Souvenez-vous du principe de déshumanisation. On s’étonne qu’une personne soit inhumaine uniquement parce qu’elle est le symbole de l’humanité. Ce n’est que parce qu’un médecin exerce une passion profondément humaine, parce qu’il veut aider son alter ego à retrouver sa dimension la plus élevée, parce qu’il est passionné par l’homme qu’il décide d’y consacrer sa vie, alors qu’on s’étonne qu’il puisse traiter un corps comme un bout de tissu.

On ne s’indigne qu’à l’endroit où règne la dignité.
On ne déshonore qu’envers l’être honoré.
On ne déshumanise que lorsqu’il y a humanité.
On ne demande pas à des barbares d’être humains.
On n’accuse même pas les coupeurs de tête de ne pas appliquer les conventions de Venise.
On n’insulte pas les terroristes d’être des criminels de guerres.

Parce qu’on ne demande pas à un inhumain de se comporter autrement.
Parce qu’on n’attend pas de sa part de se comporter autrement qu’en criminel.

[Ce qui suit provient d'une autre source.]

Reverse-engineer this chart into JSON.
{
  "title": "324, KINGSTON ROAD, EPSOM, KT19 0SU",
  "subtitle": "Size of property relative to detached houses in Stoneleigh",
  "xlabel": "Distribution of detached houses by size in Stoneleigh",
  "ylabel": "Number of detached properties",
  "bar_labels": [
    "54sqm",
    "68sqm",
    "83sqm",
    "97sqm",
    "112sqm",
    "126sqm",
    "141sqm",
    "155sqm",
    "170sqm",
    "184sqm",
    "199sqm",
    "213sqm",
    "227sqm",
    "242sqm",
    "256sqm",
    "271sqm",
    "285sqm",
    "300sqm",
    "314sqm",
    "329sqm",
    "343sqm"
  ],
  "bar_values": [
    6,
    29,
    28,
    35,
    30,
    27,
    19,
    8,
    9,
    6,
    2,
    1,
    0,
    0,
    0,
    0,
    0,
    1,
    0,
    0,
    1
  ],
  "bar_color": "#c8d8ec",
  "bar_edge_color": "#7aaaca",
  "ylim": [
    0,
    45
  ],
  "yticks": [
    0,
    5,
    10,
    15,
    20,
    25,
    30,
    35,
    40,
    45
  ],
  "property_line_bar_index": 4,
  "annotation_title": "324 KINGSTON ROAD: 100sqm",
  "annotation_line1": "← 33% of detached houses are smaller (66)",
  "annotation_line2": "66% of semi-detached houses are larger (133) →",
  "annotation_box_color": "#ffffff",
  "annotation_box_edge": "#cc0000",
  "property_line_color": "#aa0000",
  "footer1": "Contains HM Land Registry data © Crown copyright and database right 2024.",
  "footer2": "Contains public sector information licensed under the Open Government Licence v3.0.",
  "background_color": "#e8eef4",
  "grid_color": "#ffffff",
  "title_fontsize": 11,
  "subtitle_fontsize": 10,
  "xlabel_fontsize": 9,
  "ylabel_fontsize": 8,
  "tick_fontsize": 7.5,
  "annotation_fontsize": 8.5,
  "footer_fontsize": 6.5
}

Le monde ne comprend pas le médecin qui opère. Il ne comprend pas la guerre parce que, pour lui, la guerre, c’est donner la mort – c’était principalement les motivations des guerres de l’humanité – alors qu’Israël mène une guerre non pour donner la mort mais pour protéger la vie. La premier des principes de l’humanité est le devoir pour chaque être humain de protéger sa vie. De ne pas se mettre en danger et de ne pas avoir des pratiques pouvant porter atteinte à sa vie. Israël est certainement le pays le plus humain que je connaisse dans les conditions de vie qu’on lui connaît. Lui demander d’appliquer des principes de certains pays libres, ouverts et avec des voisins amis est simplement utopique. Lui reprocher de ne pas œuvrer avec humanité, c’est pour moi l’un des plus grands compliments qu’on puisse lui faire. Lui dire qu’il n’est pas humain, c’est reconnaître inconsciemment que ce pays se comporte selon des règles communes d’humanité.